La Audiencia absuelve a un hombre que conducía con 101 plantas de marihuana

Fachada de la Audiencia Provincial de Córdoba | MADERO CUBERO

La Sección Segunda de la Audiencia Provincial de Córdoba ha absuelto a un hombre al que la Policía Nacional le intervino 101 plantas de marihuana mientras las llevaba en un coche por la A-49. Los magistrados estiman que la escasa madurez de los ejemplares aprehendidos no permitían al acusado traficar con la droga. Por tanto, le absuelven del delito contra la salud publica.

Los hechos se remontan al 7 de abril de 2015 cuando, a las 10:30 de la mañana, el acusado fue detenido por un control de la Guardia Civil que encontró en su coche el centenar de plantas así como varias macetas y lámparas especiales para favorecer el crecimiento vegetal. Es decir, material que hacía pensar a los agentes que el acusado mantenía una plantación ilegal.
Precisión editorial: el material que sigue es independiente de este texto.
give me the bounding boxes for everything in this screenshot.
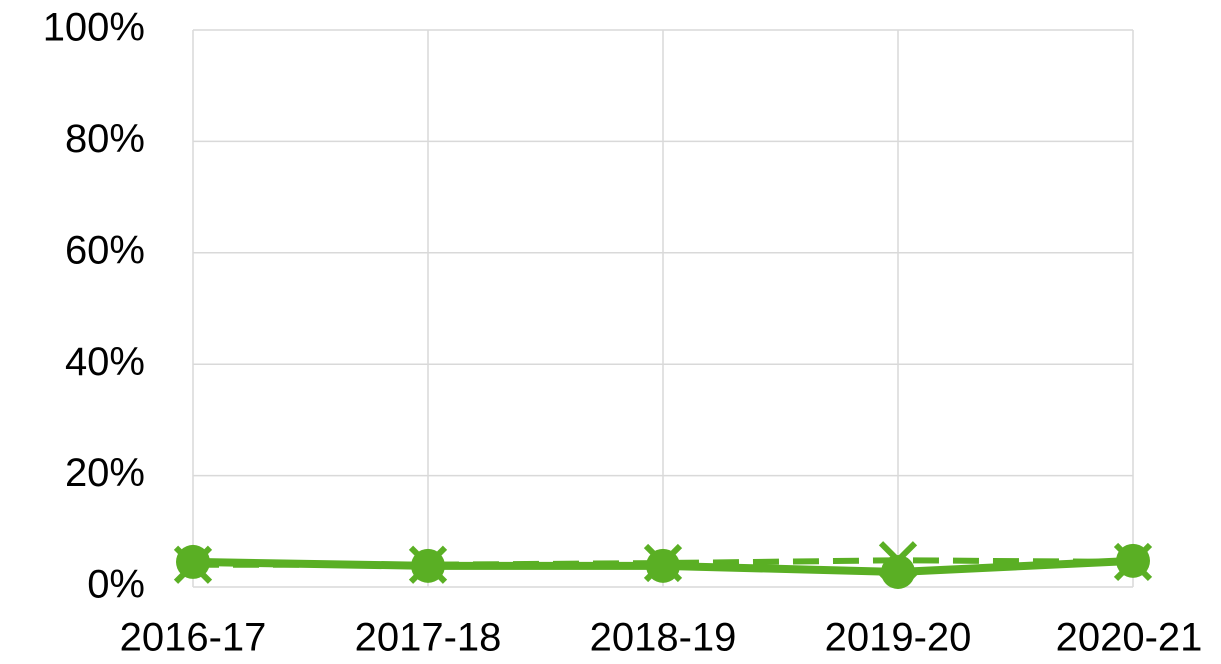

A pesar del abultado número de plantas, la sentencia deja claro que ni el valor ni la toxicidad de las mismas eran elevados. “La sustancia vegetal aprehendida, debidamente analizada por el Laboratorio Territorial de Drogas, ha sido identificada como cannabis sativa con un peso neto total en seco de 15,04 gramos, una vez eliminadas las partes farmacológicamente no activas, y con un contenido en THC 0,27%. El valor que habría alcanzado en el ilícito mercado la marihuana aprehendida (...) es de 66,63 euros”.

El acusado fue declarado culpable en primera instancia y condenado a un año de prisión pero la sentencia fue recurrida por su abogado, Marcos Santiago Cortés. En la apelación, el letrado pedía la revocación de la sentencia y la libre absolución de su defendido.

Ahora, la Audiencia da la razón a las tesis de la defensa y señala que “lo único que podría interpretarse, por los objetos que portaba el acusado en su vehículo, es que estuviésemos ante un acto de preparación de un cultivo, con una finalidad futura y lejana de conseguir el desarrollo de las plantas para traficar con ellas”. Pero este propósito no llega a cumplirse y, es más, el acusado podría haber desistido de él pasado el tiempo, interpreta el juez.

En el momento de la intervención policial, concluye la Sección Segunda, “no se podía imputar un delito de tráfico de drogas al no alcanzar la sustancia intervenida los mínimos niveles de nocividad para la salud y tratándose de un acto preparatorio, éste sería impune. Procede la revocación de la sentencia y su sustitución por otra de contenido absolutorio, con sus pronunciamientos inherentes”.